India tries hand at cricket diplomacy

By James Lamont in Mohali

Published: March 29 2011 17:21 | Last updated: March 29 2011 19:45

Manmohan Singh, India’s prime minister, has seized on Wednesday’s cricket clash between India and Pakistan as a possible balm for his administration’s woes over corruption and a paralysed parliament.

In one of the warmest cross-border gestures for several years. Mr Singh has invited his Pakistani counterpart, Yusuf Raza Gilani, to attend the semi-final World Cup match.

The contest at the Mohali stadium near Chandigarh, capital of the northern state of Punjab, is the biggest sporting contest between the two nations on Indian turf for a decade.

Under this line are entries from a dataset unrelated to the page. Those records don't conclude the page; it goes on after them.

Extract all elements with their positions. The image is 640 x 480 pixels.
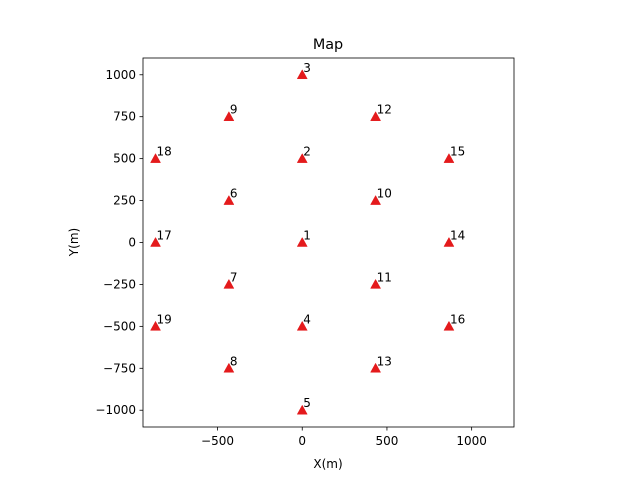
data-point-marker (223, 111, 235, 121)
data-point-marker (223, 195, 235, 205)
y-tick-label: 500 (113, 152, 136, 166)
x-tick-label: 1000 (456, 434, 487, 448)
data-point-label: 15 (450, 145, 465, 159)
data-point-marker (443, 236, 455, 247)
data-point-marker (370, 111, 382, 121)
data-point-label: 19 (157, 312, 172, 326)
data-point-marker (370, 362, 382, 373)
data-point-label: 12 (377, 103, 392, 117)
data-point-marker (370, 195, 382, 205)
x-tick-label: 500 (375, 434, 398, 448)
data-point-label: 14 (450, 229, 465, 243)
y-tick-label: −1000 (95, 403, 136, 417)
data-point-marker (370, 278, 382, 289)
data-point-label: 11 (377, 270, 392, 284)
data-point-label: 5 (303, 396, 311, 410)
data-point-label: 6 (230, 187, 238, 201)
data-point-label: 17 (157, 229, 172, 243)
data-point-label: 2 (303, 145, 311, 159)
y-tick-label: 1000 (105, 68, 136, 82)
data-point-marker (150, 236, 161, 247)
y-axis-label: Y(m) (67, 228, 81, 257)
data-point-marker (223, 362, 235, 373)
y-tick-label: −500 (103, 319, 136, 333)
data-point-label: 1 (303, 229, 311, 243)
data-point-marker (296, 320, 308, 331)
data-point-marker (296, 153, 308, 163)
data-point-marker (296, 236, 308, 247)
data-point-marker (296, 69, 308, 80)
chart-title: Map (313, 37, 343, 53)
data-point-label: 7 (230, 270, 238, 284)
data-point-label: 4 (303, 312, 311, 326)
data-point-label: 8 (230, 354, 238, 368)
y-tick-label: −250 (103, 277, 136, 291)
data-point-marker (223, 278, 235, 289)
y-tick-label: −750 (103, 361, 136, 375)
x-tick-label: 0 (298, 434, 306, 448)
y-tick-label: 0 (128, 236, 136, 250)
y-tick-label: 250 (113, 194, 136, 208)
data-point-marker (443, 320, 455, 331)
data-point-marker (150, 320, 161, 331)
data-point-label: 3 (303, 61, 311, 75)
data-point-label: 16 (450, 312, 465, 326)
data-point-label: 10 (377, 187, 392, 201)
data-point-marker (150, 153, 161, 163)
data-point-marker (296, 404, 308, 415)
data-point-label: 9 (230, 103, 238, 117)
data-point-label: 13 (377, 354, 392, 368)
x-axis-label: X(m) (313, 457, 342, 471)
plot-frame (142, 57, 515, 428)
plot-area: −500 0 500 1000 −1000 −750 −500 −250 0 250 500 750 1… (95, 57, 515, 448)
data-point-label: 18 (157, 145, 172, 159)
y-tick-label: 750 (113, 110, 136, 124)
x-tick-label: −500 (201, 434, 234, 448)
data-point-marker (443, 153, 455, 163)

India’s news has for days been dominated by the impending battle with bat and ball, which has pushed the fighting in Libya and Japan’s nuclear crisis to second place and fuelled a burst of advertising.

The game is a sell-out, attracting tens of thousands of fans from all over the country, among them politicians and business leaders. It will be played amid tight security, similar to the protection given to the Commonwealth Games when thousands of security personnel were brought to New Delhi, the capital, last year.

Mr Singh has promoted peace between the two nuclear-armed rivals, which have fought three wars since partition, when Pakistan was split out of British India in 1947 as a Muslim majority state.

At the centre of the dispute is the divided territory of Kashmir, which is claimed by both New Delhi and Islamabad.

The 78-year-old Mr Singh, who was born in what is now Pakistan, has said – to the discomfort of some of his advisers – that the two countries “share the same destiny” and bemoaned the economic cost of the stand-off.

However, he has expressed misgivings about the absence of a negotiating partner across the border, who could deliver a regional peace settlement to end decades of mistrust and hostility.

Likewise, Pakistan’s president, Asif Ali Zardari, has voiced his regret that Mr Singh has not picked up on his cues to bring the two traditional rivals closer, and wind down the military threat on both sides of the border.
Fans display photographs of Indian cricket players
Cricket fans in Jammu, northern India, get in the mood for their country’s clash with Pakistan in the World Cup semi-final on Wednesday

Last month, New Delhi softened its stance, saying it wanted to restart peace talks, covering all issues, halted after the devastating commando-style attacks by Pakistani militants on Mumbai, India’s financial capital, in November 2008.

On the eve of the match at Mohali, India and Pakistan agreed on Tuesday to allow Indian investigators to travel to Pakistan to question suspects of the attacks. They also agreed to set up a hotline between the two countries to alert leaders to possible terrorist actions.

With a stalled domestic agenda beset by high-profile corruption scandals and an antagonistic Hindu nationalist opposition, Mr Singh senses a possible breakthrough in one of India’s most vexed issues – and a chance to shore up a shaky second term in office.

But cricket diplomacy is a high-stakes game. An Indian victory would give the world’s largest democracy a much-needed confidence boost. Should Pakistan triumph against a highly rated Indian team, bitterness and disappointment would follow.

Shahid Afridi, the Pakistan team’s captain, would then lead his men out in a World Cup final, to be played in Mumbai against Sri Lanka – a bitter pill for even the fairest Indian sports fan to swallow.